そういう会話して昇降口に向かっていたら、ある人が話しかけてきた。


「大我!一緒に帰ろ、あ。えっと、鮫島さんですよね!はじめまして。鈴尾蓮です」


「あ!噂の蓮さん!鮫島由梨です。」


「噂?」


「まあまあ置いといて。でどうしたの」


「一緒に帰ろうって言ってついでに相談に乗ってもらおうと思ったんだけど、鮫島さんいるし、お邪魔しちゃだめだから忘れて!」


「いいよ。由梨いてもよければ一緒に帰ろうよ」


「ほんと?鮫島さんいい?」


「もちろんだよ。まあなんとなく大我くんから聞いてるし」


「おーい。鮫島さんにしょうもないこと言うな。優等生さんの知能低下させてるだろ」


「お前何をおっしゃっている?」


「逆に私が聞きたいかも」


「じゃあお邪魔します」


朝方に高瀬さんから話を少し聞いていたので由梨もその話は興味がありそうだったので蓮と一緒に帰ることにした。



「高瀬さんといい感じなんでしょ。」


「認めたら片想いで終わっちゃいそうなんだけど、そうなんだよね。」


「高瀬ちゃんにプレゼントあげたんですよね?」


「そうなんですよ。てか俺のこと蓮って呼んでください」


「蓮?じゃあ由梨でいいですよ!」


「恐れ多いので由梨ちゃんでもいいですか」


「お任せです!!」


「てか由梨ちゃんと大我の邪魔しちゃあかんかったよな。」


「気にすんな。」


「え高瀬ちゃんに何あげたんですか!」


と帰路で3人で蓮の相談に乗っていた。


「2人ともありがとう!頑張るわこれからも!またなんかあったらよろしくね!」


「じゃあね~」



「じゃあ大我くん後でね」


「あとでね」


準備をして由梨のお家に行った。

呼び鈴を鳴らすとお母様が出てきてくださり、何度もお家に上がらせてもらっているので、分かるのであろうという理由で入ってきていいよと言われた。由梨のご家族とも少しずつではあるが親しくなれてるのではないかと思い嬉しかった


「入ります」


「いらっしゃい大我くん」


「さっそくなんだけどここ教えてくれない?」


「あぁ日本の気候?いいよ。ちょっと複雑だもんね」


「お願いします由梨先生」


俺の検定試験も近いことから検定試験を何回か経験してる由梨にみっちり教えてもらった。

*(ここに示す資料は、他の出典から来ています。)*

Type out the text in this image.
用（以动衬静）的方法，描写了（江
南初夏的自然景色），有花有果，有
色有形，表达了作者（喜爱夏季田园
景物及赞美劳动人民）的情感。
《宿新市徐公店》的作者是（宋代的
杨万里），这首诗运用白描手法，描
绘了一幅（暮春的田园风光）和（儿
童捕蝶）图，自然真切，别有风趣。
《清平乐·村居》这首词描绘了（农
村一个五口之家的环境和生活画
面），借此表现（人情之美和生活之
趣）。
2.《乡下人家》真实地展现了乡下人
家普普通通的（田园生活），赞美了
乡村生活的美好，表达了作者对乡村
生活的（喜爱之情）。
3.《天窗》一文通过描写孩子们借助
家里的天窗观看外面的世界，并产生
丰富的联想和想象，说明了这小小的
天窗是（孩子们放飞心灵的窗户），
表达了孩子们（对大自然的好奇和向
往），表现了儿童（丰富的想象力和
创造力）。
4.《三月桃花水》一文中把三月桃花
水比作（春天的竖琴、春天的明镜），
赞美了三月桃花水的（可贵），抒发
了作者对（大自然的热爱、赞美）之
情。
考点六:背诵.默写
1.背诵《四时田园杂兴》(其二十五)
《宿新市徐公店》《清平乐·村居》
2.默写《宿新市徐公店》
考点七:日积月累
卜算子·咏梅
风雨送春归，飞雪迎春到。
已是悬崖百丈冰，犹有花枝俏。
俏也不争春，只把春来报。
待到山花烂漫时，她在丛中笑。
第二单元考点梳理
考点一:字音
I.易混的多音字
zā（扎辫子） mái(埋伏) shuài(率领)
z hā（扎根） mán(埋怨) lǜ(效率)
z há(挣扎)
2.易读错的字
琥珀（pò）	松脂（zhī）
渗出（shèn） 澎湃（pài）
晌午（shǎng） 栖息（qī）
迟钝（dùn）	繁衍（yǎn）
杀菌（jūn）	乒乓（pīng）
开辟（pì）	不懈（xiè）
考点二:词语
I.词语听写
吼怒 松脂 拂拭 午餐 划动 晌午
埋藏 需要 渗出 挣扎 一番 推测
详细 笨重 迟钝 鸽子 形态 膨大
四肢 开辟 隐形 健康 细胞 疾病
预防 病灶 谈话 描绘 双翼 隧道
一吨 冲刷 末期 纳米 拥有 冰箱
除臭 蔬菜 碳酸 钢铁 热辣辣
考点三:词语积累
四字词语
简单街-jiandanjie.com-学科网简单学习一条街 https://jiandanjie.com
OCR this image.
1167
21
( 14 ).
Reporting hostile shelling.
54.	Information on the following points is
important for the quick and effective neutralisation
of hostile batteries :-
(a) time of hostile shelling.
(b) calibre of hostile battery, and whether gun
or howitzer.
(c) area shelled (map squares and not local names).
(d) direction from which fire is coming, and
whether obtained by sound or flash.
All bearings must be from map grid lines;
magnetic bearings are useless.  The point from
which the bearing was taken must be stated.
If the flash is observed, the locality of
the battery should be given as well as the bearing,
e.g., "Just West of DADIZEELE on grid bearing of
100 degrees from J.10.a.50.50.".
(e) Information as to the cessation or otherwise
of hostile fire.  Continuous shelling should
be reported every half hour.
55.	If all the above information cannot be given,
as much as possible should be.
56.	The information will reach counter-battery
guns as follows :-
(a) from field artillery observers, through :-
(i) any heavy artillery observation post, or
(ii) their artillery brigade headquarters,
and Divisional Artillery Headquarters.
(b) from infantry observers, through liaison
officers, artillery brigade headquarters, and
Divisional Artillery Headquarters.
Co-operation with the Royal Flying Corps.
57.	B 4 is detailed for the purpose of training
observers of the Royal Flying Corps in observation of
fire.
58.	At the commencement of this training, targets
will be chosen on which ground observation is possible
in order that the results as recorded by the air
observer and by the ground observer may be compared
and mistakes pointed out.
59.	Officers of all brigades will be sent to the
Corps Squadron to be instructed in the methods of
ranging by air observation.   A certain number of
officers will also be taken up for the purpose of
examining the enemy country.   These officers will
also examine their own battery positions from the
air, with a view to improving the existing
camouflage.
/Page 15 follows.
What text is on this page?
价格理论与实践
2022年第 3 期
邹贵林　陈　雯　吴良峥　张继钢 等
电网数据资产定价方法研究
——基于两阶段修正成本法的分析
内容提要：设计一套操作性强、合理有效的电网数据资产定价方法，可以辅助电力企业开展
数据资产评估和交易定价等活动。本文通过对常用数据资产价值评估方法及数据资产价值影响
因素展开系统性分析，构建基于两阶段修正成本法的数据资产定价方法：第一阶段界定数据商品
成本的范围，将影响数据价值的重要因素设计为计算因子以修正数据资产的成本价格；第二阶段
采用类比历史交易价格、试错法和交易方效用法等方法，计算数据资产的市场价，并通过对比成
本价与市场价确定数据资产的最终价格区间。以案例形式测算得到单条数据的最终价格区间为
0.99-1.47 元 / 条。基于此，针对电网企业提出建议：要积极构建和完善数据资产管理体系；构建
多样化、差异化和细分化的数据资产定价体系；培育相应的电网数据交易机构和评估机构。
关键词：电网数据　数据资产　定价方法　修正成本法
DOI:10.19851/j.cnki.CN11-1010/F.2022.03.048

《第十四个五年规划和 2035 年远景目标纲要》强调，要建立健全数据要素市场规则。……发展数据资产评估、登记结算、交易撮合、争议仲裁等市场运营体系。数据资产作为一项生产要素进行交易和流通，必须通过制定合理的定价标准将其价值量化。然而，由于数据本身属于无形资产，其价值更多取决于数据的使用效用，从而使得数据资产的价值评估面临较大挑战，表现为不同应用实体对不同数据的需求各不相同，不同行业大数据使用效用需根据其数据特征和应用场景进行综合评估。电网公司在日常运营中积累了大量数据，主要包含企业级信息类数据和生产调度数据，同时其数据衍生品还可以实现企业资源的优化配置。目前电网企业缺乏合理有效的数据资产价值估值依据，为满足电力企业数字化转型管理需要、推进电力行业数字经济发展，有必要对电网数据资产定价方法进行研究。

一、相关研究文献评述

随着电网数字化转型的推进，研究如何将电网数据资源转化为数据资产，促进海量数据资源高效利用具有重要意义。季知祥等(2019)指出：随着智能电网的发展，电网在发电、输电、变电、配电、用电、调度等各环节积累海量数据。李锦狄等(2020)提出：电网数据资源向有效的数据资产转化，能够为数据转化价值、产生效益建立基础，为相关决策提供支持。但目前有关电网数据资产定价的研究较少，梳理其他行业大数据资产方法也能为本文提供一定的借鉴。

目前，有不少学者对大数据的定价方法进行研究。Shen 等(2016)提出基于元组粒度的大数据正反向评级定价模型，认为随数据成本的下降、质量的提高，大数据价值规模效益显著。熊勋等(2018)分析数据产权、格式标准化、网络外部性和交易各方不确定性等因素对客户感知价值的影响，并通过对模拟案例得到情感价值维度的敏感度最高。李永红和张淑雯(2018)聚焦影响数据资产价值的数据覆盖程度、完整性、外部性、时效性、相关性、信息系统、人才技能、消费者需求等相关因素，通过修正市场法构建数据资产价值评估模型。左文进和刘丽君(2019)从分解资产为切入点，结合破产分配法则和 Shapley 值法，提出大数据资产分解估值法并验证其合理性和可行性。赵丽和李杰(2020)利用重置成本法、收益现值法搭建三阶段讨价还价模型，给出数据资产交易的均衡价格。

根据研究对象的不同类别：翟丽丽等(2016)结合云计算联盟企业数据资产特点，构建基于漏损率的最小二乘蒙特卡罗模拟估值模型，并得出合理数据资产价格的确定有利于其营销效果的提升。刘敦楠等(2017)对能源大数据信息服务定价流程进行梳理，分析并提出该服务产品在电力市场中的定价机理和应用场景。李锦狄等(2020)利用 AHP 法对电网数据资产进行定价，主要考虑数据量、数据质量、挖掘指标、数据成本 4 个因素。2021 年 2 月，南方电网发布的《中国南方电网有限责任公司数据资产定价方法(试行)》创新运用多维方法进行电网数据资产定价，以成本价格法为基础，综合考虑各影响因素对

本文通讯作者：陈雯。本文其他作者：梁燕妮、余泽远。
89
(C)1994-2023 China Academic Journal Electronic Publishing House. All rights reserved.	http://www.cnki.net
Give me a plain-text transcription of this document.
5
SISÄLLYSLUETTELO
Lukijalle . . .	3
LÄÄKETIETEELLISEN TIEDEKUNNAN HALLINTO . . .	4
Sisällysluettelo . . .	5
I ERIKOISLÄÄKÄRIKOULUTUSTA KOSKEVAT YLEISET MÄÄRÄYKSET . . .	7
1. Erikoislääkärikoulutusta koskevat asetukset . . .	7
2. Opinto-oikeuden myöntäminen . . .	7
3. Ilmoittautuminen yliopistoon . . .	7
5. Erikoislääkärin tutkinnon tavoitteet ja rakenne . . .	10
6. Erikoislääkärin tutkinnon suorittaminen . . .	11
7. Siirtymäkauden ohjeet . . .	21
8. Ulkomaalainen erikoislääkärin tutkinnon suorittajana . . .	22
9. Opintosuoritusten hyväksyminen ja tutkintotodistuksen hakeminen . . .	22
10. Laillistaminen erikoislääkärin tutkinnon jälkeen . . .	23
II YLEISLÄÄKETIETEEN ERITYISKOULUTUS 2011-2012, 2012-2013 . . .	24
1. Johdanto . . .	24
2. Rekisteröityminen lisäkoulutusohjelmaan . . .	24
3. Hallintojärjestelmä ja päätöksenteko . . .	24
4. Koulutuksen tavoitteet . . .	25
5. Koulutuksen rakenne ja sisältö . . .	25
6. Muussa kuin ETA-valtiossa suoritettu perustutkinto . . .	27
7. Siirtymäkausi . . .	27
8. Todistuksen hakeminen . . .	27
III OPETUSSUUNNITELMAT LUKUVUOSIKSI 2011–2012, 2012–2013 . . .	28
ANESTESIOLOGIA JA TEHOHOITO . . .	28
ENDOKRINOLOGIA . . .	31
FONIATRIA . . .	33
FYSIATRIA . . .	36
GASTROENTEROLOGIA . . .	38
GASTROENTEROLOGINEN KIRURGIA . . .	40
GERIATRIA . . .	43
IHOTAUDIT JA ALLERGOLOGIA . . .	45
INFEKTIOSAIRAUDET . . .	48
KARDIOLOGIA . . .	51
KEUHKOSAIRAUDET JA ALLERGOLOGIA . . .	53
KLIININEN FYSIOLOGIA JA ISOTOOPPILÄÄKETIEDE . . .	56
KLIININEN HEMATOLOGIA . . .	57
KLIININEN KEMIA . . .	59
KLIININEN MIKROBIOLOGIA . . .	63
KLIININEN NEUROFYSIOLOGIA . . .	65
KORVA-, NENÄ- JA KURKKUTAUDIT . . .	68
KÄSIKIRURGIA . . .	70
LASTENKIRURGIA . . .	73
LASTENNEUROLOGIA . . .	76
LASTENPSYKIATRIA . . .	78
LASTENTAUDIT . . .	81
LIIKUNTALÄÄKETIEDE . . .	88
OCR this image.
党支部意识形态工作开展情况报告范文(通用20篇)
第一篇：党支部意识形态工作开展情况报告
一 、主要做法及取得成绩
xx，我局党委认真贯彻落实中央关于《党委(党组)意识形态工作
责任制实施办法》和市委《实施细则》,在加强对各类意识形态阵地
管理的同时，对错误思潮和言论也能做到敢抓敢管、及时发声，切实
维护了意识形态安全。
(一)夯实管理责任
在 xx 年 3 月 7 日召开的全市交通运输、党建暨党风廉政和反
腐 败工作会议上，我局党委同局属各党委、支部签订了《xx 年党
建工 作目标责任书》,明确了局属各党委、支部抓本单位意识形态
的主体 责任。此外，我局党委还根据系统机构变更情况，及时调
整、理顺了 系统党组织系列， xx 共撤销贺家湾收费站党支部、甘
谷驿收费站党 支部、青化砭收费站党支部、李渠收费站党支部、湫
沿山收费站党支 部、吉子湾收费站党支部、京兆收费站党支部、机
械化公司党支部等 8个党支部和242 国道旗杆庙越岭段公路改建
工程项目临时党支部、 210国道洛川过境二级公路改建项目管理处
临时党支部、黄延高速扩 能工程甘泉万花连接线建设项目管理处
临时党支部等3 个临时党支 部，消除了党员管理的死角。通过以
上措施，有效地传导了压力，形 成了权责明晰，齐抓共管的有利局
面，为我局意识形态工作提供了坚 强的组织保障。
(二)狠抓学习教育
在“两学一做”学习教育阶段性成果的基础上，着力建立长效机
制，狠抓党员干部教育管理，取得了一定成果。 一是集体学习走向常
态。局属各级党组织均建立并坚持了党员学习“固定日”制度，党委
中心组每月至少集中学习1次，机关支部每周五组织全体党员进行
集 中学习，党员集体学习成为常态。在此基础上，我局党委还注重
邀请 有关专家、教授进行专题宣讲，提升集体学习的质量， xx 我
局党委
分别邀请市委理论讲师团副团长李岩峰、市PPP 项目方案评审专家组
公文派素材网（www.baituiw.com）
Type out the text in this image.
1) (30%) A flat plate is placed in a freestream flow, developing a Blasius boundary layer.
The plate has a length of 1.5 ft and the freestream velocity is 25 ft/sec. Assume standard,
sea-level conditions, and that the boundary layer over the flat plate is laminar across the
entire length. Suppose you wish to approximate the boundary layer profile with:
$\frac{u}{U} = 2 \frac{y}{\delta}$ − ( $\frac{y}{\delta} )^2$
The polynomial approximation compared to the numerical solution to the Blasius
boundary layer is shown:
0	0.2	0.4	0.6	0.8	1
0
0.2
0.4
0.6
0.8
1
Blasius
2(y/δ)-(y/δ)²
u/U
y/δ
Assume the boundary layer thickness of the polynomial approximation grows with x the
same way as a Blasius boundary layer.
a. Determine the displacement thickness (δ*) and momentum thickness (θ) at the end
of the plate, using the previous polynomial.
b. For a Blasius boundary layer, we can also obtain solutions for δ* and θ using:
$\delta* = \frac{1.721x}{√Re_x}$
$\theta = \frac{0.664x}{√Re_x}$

勉強の休憩時間中に由梨のお母様がケーキを出してくださり、それもあり勉強がよりはかどった気がした。


「そろそろ帰るわ。呼んでくれてありがとう。」


「こちらこそありがとう!めっちゃ頭よくなった気がする」


「こっちのセリフだよ。ありがとう」


「また今度ね!やろうね」


「もちろん」





“また今度ね“

この約束をできることが嬉しい。